女性スタッフのスキル向上やリーダーシップの発揮を図り、同社の経営方針である「チーム一体感」「来店客との信頼関係の構築」「提案力の強化」を推進しようと始まった「女性活躍コンテスト」の一環で初開催。福元さんと髙橋寿輝ゼネラルマネージャー(GM)が「リーダーとしての自覚と行動」をテーマに、対話形式でトークを進めた。
輝かしいキャリアを通じてチームに貢献してきた福元さんだが、若い頃は先輩から注意を受けることもあり、最初からリーダーシップを発揮できていたわけではないと打ち明けた。勇気を出して積極的にチームへ声を掛け、誰よりも高い意識を持って練習や試合に取り組むことで、自身に変化が訪れたと振り返った。
続いて髙橋GMがチームのリーダーとしての心構えについて質問。福元さんは「選手それぞれに個性や違いがあり、お互いに合わせる努力は必要だが、相手に求めるのではなく、まずは自分から行動するよう心掛けた。状況を見ながら、考えるだけ、思うだけ、誰かに任せるのではなく、チームや会社のために自ら行動に移せる人がリーダーだと思う」と強調した。

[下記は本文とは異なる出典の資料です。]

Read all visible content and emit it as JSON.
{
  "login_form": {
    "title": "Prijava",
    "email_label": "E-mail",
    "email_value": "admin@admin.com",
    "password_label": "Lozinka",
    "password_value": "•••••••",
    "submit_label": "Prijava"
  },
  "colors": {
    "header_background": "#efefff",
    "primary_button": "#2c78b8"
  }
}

その上で「頑張り方は人それぞれ。会社としての大きな目標を明確に定め、そこから逸れずにいれば大丈夫。自身の思い描くように行動してほしい」とエールを送り、最後は女性社員からの質問に丁寧に答えた。
オートバックス浜田店のフロアリーダー・竹本一葉さん(32)は「上に立つ人の凛とした姿を感じ、とてもかっこよかった。目標達成に向けて全員の考えを一つにするのではなく、一人一人の個性や意見を尊重する姿勢に感銘を受けた。自分らしいリーダー像を思い描いて頑張っていきたい」と話していた。